Сейчас эти воспоминания глубоко похоронены, но они стали неотъемлемой частью ее натуры. Рэйчел никогда не сможет забыть, что значит засыпать в их убогой квартире, слыша сквозь тонкие, словно бумажные, перегородки крики соседей на своих детей. Полиция была частым гостем в их квартале, но ее никогда там не оказывалось, когда звучали выстрелы в ночи или когда шпана заполняла улицы. Но как бы плохо все ни обстояло, каждую ночь она молилась, чтобы на следующий день они остались в своем крошечном жилище, а не оказались вышвырнутыми на улицу. Стать бездомной было для нее страшнее всего. Куда им было деваться, если бы они лишились своей маленькой квартиры?
Рэйчел стряхнула с себя тягостные воспоминания. Ее семья забыла о тех годах. Они переступили через это. Почему же не может она? Ей известно, что мать и сестру раздражает ее граничащее с одержимостью желание защитить их, но Рэйчел не в состоянии измениться, ибо не в силах избавиться от страха, живущего в ее сердце.
Именно страх помог ей сделаться такой, какой она была сейчас. И пусть в этом ее большой недостаток, всем придется с этим мириться. Потому что она никогда не сможет вновь пережить весь тот ужас, ту пустоту, в которую превратилась их жизнь после смерти отца.
— Мне нужен перерыв. — Внезапно ощутив необходимость оказаться вне стен здания и сделать глоток свежего воздуха, Рэйчел поднялась с места. — Буду снаружи. Если кто-то станет меня искать, я вернусь через двадцать минут.
Когда она проходила мимо Пенни, та схватила ее за руку.
— Послушай, Рэйчел, жизнь прекрасна. Попробуй расслабиться и почувствуй это.

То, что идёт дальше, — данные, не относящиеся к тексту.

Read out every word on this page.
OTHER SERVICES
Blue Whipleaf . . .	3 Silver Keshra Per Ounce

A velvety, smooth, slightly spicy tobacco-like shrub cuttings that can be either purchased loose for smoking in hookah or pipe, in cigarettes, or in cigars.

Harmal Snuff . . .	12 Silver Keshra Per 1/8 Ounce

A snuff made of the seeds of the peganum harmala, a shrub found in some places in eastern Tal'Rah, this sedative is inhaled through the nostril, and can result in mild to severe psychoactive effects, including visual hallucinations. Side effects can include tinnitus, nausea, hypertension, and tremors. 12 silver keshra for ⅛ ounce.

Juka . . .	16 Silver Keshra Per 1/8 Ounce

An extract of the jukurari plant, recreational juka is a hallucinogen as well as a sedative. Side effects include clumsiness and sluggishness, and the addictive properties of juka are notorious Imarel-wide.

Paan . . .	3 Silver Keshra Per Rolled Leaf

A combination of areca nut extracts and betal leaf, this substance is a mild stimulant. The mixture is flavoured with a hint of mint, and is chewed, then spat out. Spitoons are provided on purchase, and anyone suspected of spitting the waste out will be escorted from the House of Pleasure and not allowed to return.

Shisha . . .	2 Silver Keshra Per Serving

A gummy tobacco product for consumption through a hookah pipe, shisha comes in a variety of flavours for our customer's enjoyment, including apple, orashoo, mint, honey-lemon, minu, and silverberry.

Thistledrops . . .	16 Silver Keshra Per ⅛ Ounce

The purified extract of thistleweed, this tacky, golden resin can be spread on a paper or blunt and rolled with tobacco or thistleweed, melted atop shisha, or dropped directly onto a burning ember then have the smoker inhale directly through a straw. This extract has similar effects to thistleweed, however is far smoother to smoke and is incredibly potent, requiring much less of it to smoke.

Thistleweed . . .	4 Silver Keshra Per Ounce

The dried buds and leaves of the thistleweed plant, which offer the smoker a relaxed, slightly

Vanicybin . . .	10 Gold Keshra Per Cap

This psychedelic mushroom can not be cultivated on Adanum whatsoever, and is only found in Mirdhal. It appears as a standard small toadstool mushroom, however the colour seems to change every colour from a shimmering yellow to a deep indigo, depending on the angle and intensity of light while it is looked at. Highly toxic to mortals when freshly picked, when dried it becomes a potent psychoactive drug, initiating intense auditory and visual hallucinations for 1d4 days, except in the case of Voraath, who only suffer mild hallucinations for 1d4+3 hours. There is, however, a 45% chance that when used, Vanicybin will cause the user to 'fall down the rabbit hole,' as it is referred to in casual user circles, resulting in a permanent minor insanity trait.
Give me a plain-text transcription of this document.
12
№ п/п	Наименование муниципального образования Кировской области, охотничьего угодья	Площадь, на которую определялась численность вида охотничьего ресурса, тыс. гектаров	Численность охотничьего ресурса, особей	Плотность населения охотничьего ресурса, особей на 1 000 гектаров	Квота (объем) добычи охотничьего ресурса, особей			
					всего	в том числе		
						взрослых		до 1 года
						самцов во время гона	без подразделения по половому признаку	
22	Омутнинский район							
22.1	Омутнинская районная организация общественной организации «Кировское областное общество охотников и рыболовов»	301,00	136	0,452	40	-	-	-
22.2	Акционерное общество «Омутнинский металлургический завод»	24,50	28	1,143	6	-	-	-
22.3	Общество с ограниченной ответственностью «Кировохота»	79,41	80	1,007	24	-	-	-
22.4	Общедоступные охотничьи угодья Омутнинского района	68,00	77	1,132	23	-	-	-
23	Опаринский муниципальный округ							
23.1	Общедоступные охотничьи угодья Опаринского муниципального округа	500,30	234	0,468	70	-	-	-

Рэйчел заглянула в доверчивые и невинные глаза сестры. Во многом Пенни оставалась еще ребенком, и отчасти Рэйчел превратилась для нее в мать. Она не возражала против этой роли, но временами испытывала желание последовать совету сестры и расслабиться. У Пенни это звучало как нечто само собой разумеющееся.
Вздохнув, она выдавила из себя улыбку и чмокнула Пенни в лоб.
— Я постараюсь…
Спустя несколько секунд Рэйчел вышла в пустой внутренний дворик с выложенными белыми изразцами стенами. Садовые фонари на мраморных перилах отбрасывали мягкий свет на ухоженную лужайку. Резкий запах табачного дыма почти заглушал приятные ароматы свежескошенной травы и цветущих гардений. Сквозь застекленную дверь слышался надрывный плач скрипок и флейт.
Остановившись у каменной балюстрады, Рэйчел медленно сделала столь необходимый ей сейчас глубокий вдох. Прохладный ночной воздух наполнил легкие, заставив заструившуюся с удвоенной силой кровь вернуть к жизни ее оцепеневшее тело. Рэйчел не стоит принимать близко к сердцу замечания сестры, обычно они ее не расстраивали.
Она догадывалась о причинах охватившей ее тревоги, но сейчас старалась не думать о них. Только время от времени образ Джексона Дермонта, его запоминающееся симпатичное лицо всплывали в опасной близости от ее сознания, не позволяя забыть себя.
Раньше ей никогда не приходилось испытывать трудностей в возведении барьеров между собой и клиентами. Почему же он так подействовал на нее? Почему из всех остальных именно ему это удалось?
Мистер Дермонт… Джексон… Рэйчел провела рукой по гладкому мрамору перил. В чем его секреты? Из карт следовало, что у него их несколько, больше они ничего не сообщали. Гадание не дало ей желаемых результатов, однако и без него она сумела понять кое-какие особенности его личности.
Он обладал внешностью и обаянием, располагающим к себе большинство людей. Но за его дьявольской улыбкой и манящим взглядом она разглядела человека, способного быть столь же безжалостным и твердым, как тот камень, которого сейчас касалась ее ладонь. Почему?
Рэйчел покачала головой и улыбнулась собственной глупости. Этого «почему» для нее не должно существовать. Коль дело касается Джексона Дермонта, ей, пожалуй, не помешало бы обуздать свое любопытство.
Послышались голоса, и, взглянув направо, она заметила направляющиеся к ней две пары. Рэйчел узнала Эдмонда и Сандру Робертс; вторым мужчиной оказался сенатор Дэйвид Гастингс. Но женщина с ним не была ей знакома.